A Fast Scale-Invariant Algorithm for Non-negative Least Squares with Non-negative Data
Diakonikolas, Jelena, Li, Chenghui, Padmanabhan, Swati, Song, Chaobing
Within machine learning, NNLS problems arise whenever having negative labels is not meaningful, for example, when labels represent quantities like prices, age, pixel intensities, chemical concentrations, or frequency counts. NNLS is also widely used as a subroutine in nonnegative matrix factorization to extract sparse features in applications like image processing, computational biology, clustering, collaborative filtering, and community detection [Gil14]. From a statistical perspective, NNLS problems can be shown to possess a regularization property that enforces sparsity similar to LASSO [Tib96], while being comparatively simpler, without the need to tune a regularization parameter or perform cross-validation [SH14, BEZ08, FK14]. From an algorithmic standpoint, the nonnegativity constraint in NNLS problems is typically viewed as an obstacle: most NNLS algorithms need to perform additional work to handle it, and the problem is considered harder than unconstrained least squares.
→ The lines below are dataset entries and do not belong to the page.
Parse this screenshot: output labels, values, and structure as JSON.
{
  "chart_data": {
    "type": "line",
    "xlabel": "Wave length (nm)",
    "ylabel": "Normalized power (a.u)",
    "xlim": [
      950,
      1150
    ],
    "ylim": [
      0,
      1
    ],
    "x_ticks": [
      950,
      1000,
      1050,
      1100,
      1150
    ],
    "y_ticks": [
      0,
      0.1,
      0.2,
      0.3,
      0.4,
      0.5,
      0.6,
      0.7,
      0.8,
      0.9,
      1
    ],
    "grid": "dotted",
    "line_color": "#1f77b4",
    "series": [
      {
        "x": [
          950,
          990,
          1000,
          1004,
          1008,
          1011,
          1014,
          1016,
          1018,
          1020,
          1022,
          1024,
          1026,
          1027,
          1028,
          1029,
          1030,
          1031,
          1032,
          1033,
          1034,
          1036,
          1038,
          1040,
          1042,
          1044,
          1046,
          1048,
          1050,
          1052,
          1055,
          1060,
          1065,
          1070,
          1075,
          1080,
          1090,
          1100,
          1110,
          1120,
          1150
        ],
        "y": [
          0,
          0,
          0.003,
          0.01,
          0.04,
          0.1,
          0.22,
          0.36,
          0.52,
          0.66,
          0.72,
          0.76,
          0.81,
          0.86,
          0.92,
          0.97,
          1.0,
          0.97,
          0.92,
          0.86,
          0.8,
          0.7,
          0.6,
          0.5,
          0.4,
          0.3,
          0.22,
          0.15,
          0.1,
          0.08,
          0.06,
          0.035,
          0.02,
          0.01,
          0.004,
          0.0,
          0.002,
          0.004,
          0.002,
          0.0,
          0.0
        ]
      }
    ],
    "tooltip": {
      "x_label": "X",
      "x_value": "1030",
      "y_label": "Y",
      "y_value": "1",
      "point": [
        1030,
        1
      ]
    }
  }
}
However, in many applications that use NNLS, the data is also nonnegative. This is true, for example, in problems arising in image processing, computational genomics, functional MRI, and in applications traditionally addressed using nonnegative matrix factorization. We argue in this paper that when the data for NNLS is nonnegative, it is in fact possible to obtain stronger guarantees than for traditional least squares problems.